The expulsions — many for alleged spying — follow international condemnation of killings in the town of Bucha, near Kyiv, where dozens of bodies were discovered after Russian troops withdrew.
Moscow has rejected Western accusations that its forces were responsible, suggesting the images are fake or that the deaths occurred after they pulled out.
Kremlin spokesman Dmitry Peskov told reporters on Tuesday that the mass expulsion of its diplomats was “a shortsighted move.”
“Narrowing down opportunities for diplomatic communication in such an unprecedentedly difficult crisis environment is a shortsighted move that will further complicate our communication, which is necessary to find a solution,” he said.
“And this will inevitably lead to retaliatory steps,” he added.
The expulsions come as the EU discusses a fifth round of sanctions on Russia for its invasion of Ukraine on February 24, with member states expected to sign off on it this week or next.
Italy’s foreign minister, Luigi Di Maio, said 30 Russian diplomats were being expelled “for national security reasons” in the context of the ongoing war.
A few hours later, Spain’s foreign minister announced its own expulsion of “around” 25 Russian diplomats.
“The unbearable images we have seen of the massacre of civilians in the town of Bucha after the withdrawal of the Russian army deeply outrage us,” Jose Manuel Albares told reporters.
The Russian diplomats and staff “represent a threat to the interest of the country” and they will be expelled “immediately,” he told a news conference following a weekly cabinet meeting.
Sweden’s foreign ministry said it was expelling three Russian diplomats who conducted “illegal operations” there.
And Denmark announced a similar move for 15 Russian “intelligence officers” accused of spying on its territory, something it said was “unacceptable.”

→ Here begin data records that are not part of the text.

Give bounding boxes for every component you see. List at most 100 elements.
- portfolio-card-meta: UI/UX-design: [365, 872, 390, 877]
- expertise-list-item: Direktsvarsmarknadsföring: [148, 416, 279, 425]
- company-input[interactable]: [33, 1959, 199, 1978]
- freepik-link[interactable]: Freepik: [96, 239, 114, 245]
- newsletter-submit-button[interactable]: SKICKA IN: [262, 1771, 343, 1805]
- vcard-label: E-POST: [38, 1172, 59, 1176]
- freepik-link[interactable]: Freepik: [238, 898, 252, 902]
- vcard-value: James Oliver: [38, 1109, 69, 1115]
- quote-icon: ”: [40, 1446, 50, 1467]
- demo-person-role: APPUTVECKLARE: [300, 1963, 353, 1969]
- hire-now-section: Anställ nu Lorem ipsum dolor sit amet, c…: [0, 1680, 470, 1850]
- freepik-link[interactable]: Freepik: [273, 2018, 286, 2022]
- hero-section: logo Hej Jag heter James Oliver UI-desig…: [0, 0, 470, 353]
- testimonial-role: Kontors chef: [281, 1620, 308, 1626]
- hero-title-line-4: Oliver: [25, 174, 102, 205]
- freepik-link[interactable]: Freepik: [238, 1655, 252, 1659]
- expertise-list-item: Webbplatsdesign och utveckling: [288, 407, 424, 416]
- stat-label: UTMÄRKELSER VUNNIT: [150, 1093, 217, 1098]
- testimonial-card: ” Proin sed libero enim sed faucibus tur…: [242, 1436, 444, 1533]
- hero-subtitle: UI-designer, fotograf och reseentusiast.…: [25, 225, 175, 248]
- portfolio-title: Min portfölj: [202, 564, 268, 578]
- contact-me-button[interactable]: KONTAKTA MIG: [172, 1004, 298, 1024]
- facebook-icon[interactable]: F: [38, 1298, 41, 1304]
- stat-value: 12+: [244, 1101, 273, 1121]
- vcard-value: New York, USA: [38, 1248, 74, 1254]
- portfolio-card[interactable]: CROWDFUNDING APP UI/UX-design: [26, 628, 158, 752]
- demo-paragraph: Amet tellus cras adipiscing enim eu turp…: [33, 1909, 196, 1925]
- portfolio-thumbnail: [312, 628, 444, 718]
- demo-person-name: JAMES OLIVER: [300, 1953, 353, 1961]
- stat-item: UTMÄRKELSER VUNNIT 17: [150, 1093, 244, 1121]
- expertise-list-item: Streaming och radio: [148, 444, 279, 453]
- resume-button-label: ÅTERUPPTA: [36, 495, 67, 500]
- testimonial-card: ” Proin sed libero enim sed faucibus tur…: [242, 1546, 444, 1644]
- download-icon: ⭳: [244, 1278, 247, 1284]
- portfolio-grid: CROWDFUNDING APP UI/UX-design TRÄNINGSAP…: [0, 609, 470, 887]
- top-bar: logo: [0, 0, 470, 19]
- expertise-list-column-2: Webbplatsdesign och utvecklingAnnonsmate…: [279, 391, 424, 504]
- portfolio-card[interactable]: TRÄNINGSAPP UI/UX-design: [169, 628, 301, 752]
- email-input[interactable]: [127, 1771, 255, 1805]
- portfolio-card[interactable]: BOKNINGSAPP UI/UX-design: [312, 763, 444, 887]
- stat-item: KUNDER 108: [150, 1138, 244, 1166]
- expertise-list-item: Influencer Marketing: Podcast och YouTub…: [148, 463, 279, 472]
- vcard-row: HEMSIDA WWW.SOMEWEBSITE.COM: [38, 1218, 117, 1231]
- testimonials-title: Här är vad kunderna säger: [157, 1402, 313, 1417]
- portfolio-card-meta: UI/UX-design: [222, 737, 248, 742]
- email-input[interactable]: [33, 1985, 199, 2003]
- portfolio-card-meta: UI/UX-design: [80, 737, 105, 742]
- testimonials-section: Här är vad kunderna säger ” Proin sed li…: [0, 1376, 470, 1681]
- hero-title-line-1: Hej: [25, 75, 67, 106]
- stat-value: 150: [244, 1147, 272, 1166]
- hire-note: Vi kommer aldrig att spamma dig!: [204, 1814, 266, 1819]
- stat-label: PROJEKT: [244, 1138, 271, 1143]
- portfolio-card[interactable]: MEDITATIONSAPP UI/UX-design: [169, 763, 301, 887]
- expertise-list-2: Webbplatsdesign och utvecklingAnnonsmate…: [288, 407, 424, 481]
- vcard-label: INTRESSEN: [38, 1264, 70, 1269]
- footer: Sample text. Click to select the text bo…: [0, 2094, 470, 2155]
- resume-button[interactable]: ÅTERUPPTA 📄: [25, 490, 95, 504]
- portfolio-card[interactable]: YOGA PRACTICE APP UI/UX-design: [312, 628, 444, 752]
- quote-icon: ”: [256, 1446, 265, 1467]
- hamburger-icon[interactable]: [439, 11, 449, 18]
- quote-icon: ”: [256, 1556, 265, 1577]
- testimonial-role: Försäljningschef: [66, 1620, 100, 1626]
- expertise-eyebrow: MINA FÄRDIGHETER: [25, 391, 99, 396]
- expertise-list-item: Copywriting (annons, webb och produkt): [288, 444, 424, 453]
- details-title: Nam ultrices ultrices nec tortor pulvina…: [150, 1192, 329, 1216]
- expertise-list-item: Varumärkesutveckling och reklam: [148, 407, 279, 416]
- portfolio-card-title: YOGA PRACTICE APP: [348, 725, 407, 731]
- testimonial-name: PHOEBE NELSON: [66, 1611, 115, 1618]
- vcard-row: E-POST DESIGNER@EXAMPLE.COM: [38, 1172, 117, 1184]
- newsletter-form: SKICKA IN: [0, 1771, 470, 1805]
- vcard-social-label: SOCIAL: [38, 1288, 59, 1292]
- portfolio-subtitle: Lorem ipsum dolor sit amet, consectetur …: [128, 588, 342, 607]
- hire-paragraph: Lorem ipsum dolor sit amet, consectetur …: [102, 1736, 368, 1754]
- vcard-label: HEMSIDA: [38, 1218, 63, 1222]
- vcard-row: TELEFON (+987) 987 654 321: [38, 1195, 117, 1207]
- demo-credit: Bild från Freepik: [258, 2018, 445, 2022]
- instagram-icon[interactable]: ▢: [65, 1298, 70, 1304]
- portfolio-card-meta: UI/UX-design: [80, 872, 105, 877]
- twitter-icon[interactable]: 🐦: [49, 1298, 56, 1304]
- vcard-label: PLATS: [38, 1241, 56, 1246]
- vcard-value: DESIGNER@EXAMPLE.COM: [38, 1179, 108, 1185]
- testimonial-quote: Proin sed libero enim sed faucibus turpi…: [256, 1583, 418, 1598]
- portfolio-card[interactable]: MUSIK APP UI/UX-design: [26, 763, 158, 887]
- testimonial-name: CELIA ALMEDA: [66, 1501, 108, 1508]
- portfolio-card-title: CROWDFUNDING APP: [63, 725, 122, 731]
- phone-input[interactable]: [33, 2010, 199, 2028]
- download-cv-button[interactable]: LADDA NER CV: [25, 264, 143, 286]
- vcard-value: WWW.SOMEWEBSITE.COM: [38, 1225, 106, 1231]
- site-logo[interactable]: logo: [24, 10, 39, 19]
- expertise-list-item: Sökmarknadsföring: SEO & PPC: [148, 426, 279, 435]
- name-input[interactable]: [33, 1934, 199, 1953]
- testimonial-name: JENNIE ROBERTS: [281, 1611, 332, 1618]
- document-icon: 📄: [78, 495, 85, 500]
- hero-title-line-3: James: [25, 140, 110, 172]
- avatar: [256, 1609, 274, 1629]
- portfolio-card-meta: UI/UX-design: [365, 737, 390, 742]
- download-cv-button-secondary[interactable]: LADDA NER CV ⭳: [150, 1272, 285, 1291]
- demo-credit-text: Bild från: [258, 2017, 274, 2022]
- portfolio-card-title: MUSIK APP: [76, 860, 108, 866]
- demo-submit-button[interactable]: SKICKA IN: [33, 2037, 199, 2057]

The Danish government condemned what it called “Russia’s brutality” in Bucha, saying: “Deliberate attacks against civilians are a war crime.”
But Foreign Minister Jeppe Kofod said diplomatic ties would remain with Moscow, noting that the Russian ambassador and embassy staff in Copenhagen were not being expelled.
The announcements follow similar moves by EU allies France, which on Monday expelled 35 Russian diplomats, and Germany, where officials said 40 diplomats had been sent home.
Also on Monday, Lithuania said it was expelling the Russian ambassador in response to “Russia’s military aggression” and what it called the “horrific massacre in Bucha.”
According to an AFP count, European Union countries have now expelled around 260 Russian diplomats since the invasion.
Russia said on March 29 it was expelling 10 diplomats from Latvia, Lithuania and Estonia in a tit-for-tat move.
Ukrainian President Volodymyr Zelensky has urged the world to enforce tough new sanctions on Moscow over the killings in Bucha, which he has described as “war crimes” and “genocide.”
The Kremlin has denied responsibility for the corpses lying in the streets, some with their hands bound behind them.
But newly released satellite photographs taken by Maxar Technologies in mid-March, before the Russian withdrawal, showed what appeared to be bodies in some of the same places they were later found by Ukrainian troops and seen by journalists.